Римская кровь (Сейлор) - страница 251

Наступила тишина, сменившаяся громом аплодисментов. Смущенный и залитый кровью, я было решил, что причиной ликования стал я. В конце концов, стены уборной чем-то напоминали стены арены, а Главкия был мертв, как любой мертвый гладиатор. Но, подняв глаза, я увидел только Тирона, поправлявшего свою тунику с выражением отчаяния и отвращения на лице.

— Я пропустил заключительную часть! — проворчал он. — Цицерон будет в ярости. Клянусь Геркулесом! На мне хотя бы нет крови. — С этими словами он повернулся и исчез, оставив меня под содрогающейся глыбой мертвой человеческой плоти.

Глава тридцать вторая

Цицерон выиграл дело. Подавляющее большинство из семидесяти пяти судей, в том числе и претор Марк Фанний, признали Секста Росция невиновным в отцеубийстве. Только закоренелые сулланцы, включая горстку новых сенаторов, назначенных непосредственно диктатором, проголосовали за осуждение.

Не меньшее впечатление произвело выступление Цицерона и на толпу. По всему Риму только и разговоров было, что о Цицероне, из уст в уста передавались фразы и отрывки из его речи. Еще несколько дней спустя, проходя мимо открытых окон таверны или кузницы, можно было слышать разговоры тех, кому еще не наскучило пересказывать некоторые отборные колкости Цицерона в адрес Суллы и восхвалять его отважную атаку на Хрисогона. Повсюду с одобрением отзывались о его картинах деревенской и семейной жизни, уважении сыновнего долга, почтительности к богам. Он сразу же заслужил славу мужественного и благочестивого римлянина, приверженца справедливости и истины.

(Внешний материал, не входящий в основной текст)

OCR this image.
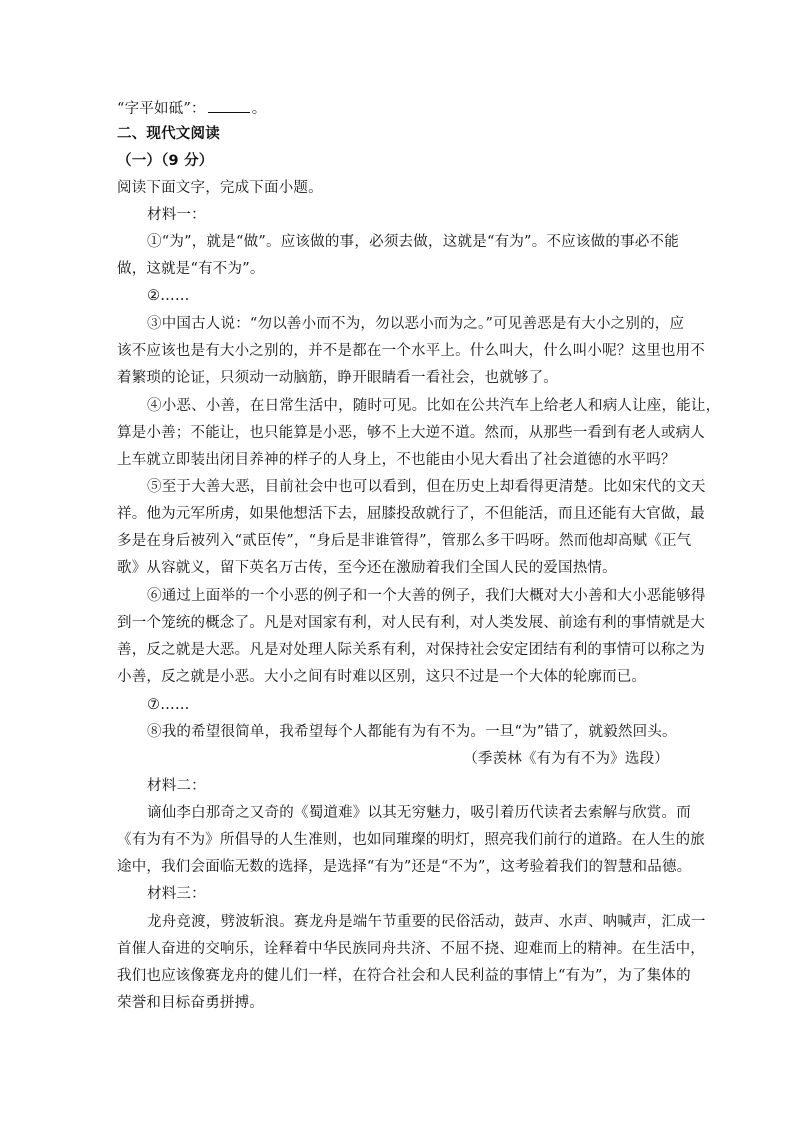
“字平如砥”：	。
二、现代文阅读
（一）（9 分）
阅读下面文字，完成下面小题。
材料一：
①“为”，就是“做”。应该做的事，必须去做，这就是“有为”。不应该做的事必不能
做，这就是“有不为”。
②……
③中国古人说：“勿以善小而不为，勿以恶小而为之。”可见善恶是有大小之别的，应
该不应该也是有大小之别的，并不是都在一个水平上。什么叫大，什么叫小呢？这里也用不
着繁琐的论证，只须动一动脑筋，睁开眼睛看一看社会，也就够了。
④小恶、小善，在日常生活中，随时可见。比如在公共汽车上给老人和病人让座，能让，
算是小善；不能让，也只能算是小恶，够不上大逆不道。然而，从那些一看到有老人或病人
上车就立即装出闭目养神的样子的人身上，不也能由小见大看出了社会道德的水平吗？
⑤至于大善大恶，目前社会中也可以看到，但在历史上却看得更清楚。比如宋代的文天
祥。他为元军所虏，如果他想活下去，屈膝投敌就行了，不但能活，而且还能有大官做，最
多是在身后被列入“贰臣传”，“身后是非谁管得”，管那么多干吗呀。然而他却高赋《正气
歌》从容就义，留下英名万古传，至今还在激励着我们全国人民的爱国热情。
⑥通过上面举的一个小恶的例子和一个大善的例子，我们大概对大小善和大小恶能够得
到一个笼统的概念了。凡是对国家有利，对人民有利，对人类发展、前途有利的事情就是大
善，反之就是大恶。凡是对处理人际关系有利，对保持社会安定团结有利的事情可以称之为
小善，反之就是小恶。大小之间有时难以区别，这只不过是一个大体的轮廓而已。
⑦……
⑧我的希望很简单，我希望每个人都能有为有不为。一旦“为”错了，就毅然回头。
（季羡林《有为有不为》选段）
材料二：
谪仙李白那奇之又奇的《蜀道难》以其无穷魅力，吸引着历代读者去索解与欣赏。而
《有为有不为》所倡导的人生准则，也如同璀璨的明灯，照亮我们前行的道路。在人生的旅
途中，我们会面临无数的选择，是选择“有为”还是“不为”，这考验着我们的智慧和品德。
材料三：
龙舟竞渡，劈波斩浪。赛龙舟是端午节重要的民俗活动，鼓声、水声、呐喊声，汇成一
首催人奋进的交响乐，诠释着中华民族同舟共济、不屈不挠、迎难而上的精神。在生活中，
我们也应该像赛龙舟的健儿们一样，在符合社会和人民利益的事情上“有为”，为了集体的
荣誉和目标奋勇拼搏。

В тот вечер в доме Цецилии Метеллы состоялось скромное торжество. Среди гостей был Руф — светящийся радостью, ликующий, слегка подвыпивший. Присутствовали и те, кто сидел рядом с Цицероном на скамье, обвиняемого, — Марк Метелл и Публий Сципион; пришли и некоторые закулисные помощники защиты. Сексту Росцию было предоставлено ложе по правую руку хозяйки; его жена и старшая дочь скромно сидели в креслах позади него. Тирону разрешили сесть за спиной хозяина, чтобы и он мог принять участие в торжестве. Даже я был приглашен и удостоен отдельного ложа, а кроме того, ко мне приставили раба, носившего со стола лакомства.

Почетным гостем был, пожалуй, Секст Росций, но все разговоры вращались вокруг Цицерона. Коллеги-адвокаты, не скупясь на похвалу, цитировали наиболее удачные места из его речи; они с уничтожающим сарказмом издевались над выступлением Эруция и громко хохотали, вспоминая, каким было его лицо, когда Цицерон впервые осмелился произнести имя Златорожденного. Цицерон принимал их похвалы с добродушной скромностью. Он согласился выпить капельку вина, которой хватило, чтобы на его щеках заиграл румянец. Отбросив обычную умеренность и конечно же изголодавшись после поста и трудного дня, он ел до отвала. Цецилия похвалила его аппетит и заметила, что вечеринка по случаю победы состоялась благодаря ему, ибо в противном случае лакомства, которые она приказала приготовить заранее — жгучие медузы и эскалопы, дрозды, запеченные со спаржей, багрянка, дятлы во фруктовом компоте, тушеное свиное вымя, жирный куриный паштет, утки, кабаны и устрицы до отвала, — были бы вывалены на улицы Субур, где с ними разделалась бы беднота.